The bond was intense among Dartford Wheelers, Tyneside Vagabonds, and
Colchester Rovers. As Hilton recalls, “Cyclists were said to have carried two
photographs with them during their active service: one of a wife or girlfriend,
the other of their club.” The brotherhood is strong in this cycling universe,
and not just among Hilton’s communist friends. He does talk about a few women
riders and even a women’s club (Rosslyn Ladies of the 1930s), but his kind of
social cycling was largely a boys’ club.
As Hilton
explains, the history of British cycle racing is unique because of its
anti-road-racing bias that lasted well beyond the middle of the twentieth
century.
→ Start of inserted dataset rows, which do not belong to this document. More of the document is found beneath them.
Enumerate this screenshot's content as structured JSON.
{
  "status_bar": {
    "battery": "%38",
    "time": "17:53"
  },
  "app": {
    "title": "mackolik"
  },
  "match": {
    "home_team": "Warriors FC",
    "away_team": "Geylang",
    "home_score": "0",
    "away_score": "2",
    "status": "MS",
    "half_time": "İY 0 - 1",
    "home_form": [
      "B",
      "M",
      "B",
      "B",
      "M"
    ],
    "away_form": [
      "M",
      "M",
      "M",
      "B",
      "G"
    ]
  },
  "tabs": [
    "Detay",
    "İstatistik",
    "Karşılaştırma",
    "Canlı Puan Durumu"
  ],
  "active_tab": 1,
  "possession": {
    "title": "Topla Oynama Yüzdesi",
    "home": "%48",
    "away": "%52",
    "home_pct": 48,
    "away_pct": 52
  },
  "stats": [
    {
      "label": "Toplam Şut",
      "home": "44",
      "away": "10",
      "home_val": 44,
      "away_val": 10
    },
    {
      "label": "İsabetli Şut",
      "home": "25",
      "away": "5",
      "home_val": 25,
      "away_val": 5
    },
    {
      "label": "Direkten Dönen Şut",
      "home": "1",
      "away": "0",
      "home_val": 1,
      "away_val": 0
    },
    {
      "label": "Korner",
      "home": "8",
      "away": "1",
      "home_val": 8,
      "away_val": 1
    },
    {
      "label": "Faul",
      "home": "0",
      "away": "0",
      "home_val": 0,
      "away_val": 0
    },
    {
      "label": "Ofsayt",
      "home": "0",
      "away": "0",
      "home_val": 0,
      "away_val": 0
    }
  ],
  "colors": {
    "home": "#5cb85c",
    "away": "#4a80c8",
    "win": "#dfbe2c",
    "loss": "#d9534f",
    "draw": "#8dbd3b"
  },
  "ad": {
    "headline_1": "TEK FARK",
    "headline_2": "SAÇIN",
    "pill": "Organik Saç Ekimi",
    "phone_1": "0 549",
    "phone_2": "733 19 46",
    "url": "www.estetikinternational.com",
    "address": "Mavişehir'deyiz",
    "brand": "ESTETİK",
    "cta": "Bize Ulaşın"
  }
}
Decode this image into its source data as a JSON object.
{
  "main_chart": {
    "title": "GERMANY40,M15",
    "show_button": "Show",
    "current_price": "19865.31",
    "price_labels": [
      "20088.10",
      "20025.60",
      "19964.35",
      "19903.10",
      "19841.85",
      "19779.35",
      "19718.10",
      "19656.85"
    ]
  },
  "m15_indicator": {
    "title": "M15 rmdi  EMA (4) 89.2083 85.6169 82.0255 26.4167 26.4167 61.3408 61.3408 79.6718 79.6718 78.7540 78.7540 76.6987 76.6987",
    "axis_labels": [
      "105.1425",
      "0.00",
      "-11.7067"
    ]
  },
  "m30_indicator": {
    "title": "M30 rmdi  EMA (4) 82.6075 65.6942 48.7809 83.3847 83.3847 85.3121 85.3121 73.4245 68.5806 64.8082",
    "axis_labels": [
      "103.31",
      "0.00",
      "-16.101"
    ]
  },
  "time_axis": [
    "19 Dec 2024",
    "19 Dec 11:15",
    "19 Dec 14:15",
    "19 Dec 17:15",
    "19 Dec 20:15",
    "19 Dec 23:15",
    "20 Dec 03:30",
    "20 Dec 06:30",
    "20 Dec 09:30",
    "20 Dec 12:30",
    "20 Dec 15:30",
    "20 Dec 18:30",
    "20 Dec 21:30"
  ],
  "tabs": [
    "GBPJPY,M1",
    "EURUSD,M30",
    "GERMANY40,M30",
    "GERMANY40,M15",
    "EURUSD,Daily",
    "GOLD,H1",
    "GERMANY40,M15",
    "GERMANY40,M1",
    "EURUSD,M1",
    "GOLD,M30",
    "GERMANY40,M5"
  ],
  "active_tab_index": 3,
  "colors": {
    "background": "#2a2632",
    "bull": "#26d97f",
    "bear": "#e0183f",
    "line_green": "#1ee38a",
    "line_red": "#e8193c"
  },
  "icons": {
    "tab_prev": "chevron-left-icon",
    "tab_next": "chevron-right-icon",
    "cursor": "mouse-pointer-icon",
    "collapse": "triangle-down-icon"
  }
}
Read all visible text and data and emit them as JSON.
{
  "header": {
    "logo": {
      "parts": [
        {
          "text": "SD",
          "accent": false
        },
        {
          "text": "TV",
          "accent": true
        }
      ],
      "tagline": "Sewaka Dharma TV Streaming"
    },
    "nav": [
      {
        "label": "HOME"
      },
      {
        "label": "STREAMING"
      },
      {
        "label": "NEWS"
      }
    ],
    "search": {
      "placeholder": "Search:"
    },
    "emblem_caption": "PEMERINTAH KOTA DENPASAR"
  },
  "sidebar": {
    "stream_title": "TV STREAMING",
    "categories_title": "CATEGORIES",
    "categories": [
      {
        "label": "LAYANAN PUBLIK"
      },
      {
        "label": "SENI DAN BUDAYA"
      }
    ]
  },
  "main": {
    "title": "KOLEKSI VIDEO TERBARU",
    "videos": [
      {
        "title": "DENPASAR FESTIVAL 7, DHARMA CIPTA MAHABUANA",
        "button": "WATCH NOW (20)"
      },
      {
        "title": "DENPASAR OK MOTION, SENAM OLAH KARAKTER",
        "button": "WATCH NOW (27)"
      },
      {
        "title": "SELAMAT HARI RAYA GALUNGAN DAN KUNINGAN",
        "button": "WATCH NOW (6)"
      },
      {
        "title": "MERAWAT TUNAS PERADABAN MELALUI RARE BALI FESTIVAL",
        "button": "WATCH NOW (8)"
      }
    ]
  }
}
In the 1890s, the influential National Cyclists Union forbade the
running of mass-start races, which it deemed chaotic and detrimental to the
reputation of cycling in general. (In general, the NCU was big on touring, not
so big on racing.) That ban lasted for decades, and the dearth of road racing
lead to the development of vigorous track-racing and time-trialling traditions
in British cycling. (It’s worth noting that Hilton’s book pre-dated the rise of
Bradley Wiggins, Mark Cavendish, Chris Froome, and Team Sky, who’ve established
Britain as a road-racing power; in 2004, when this book appeared, the most
successful British road cyclists had been Tom Simpson and David Millar.)
Hilton makes
a compelling case for Sunday morning time trials as the English equivalent of
the Belgian kermesse: “English cycle
racing at its most basic level.” They happened early, 5:30 am, and there were
no spectators to cheer anyone on. “Nobody gives you a clap,” Hilton says, “since
bored girlfriends are sitting in cars, reading the newspaper.” Results were
posted on a bulletin board at the town hall. The whole thing was wrapped up
before most folks even got out of bed.
Time trials,
of course, are not so common in North America, and it took me a while to
understand just how central it has been to British cycling. In one of his more
eloquent moments, Hilton argues time-trialling is the purest form of cycling: a
rider alone with the bike, the road, and the clock. He explains: “There is
nothing like the feeling of riding a bicycle at maximum speed, at dawn, and
alone. Concentration becomes meditation—or something else, almost beyond
thought. It’s unlike anything else in the world of physical effort.”
When the
book first appeared in 2004, Hilton described the English cycling world, as he
knew it, as dying out. Club rides, time trials, point-to-point rides, and
12-hour rides remain important in some English towns, but, as he suggests, the
riders are getting older, with fewer and fewer youngsters taking up the sport.
I wonder if that’s changed at all since the success of Wiggo, Froome, and friends,
but even if there is a British cycling revival, I doubt it looks much like the world Hilton knew and loved.
I think I will add this to my Christmas reading list, Jasper!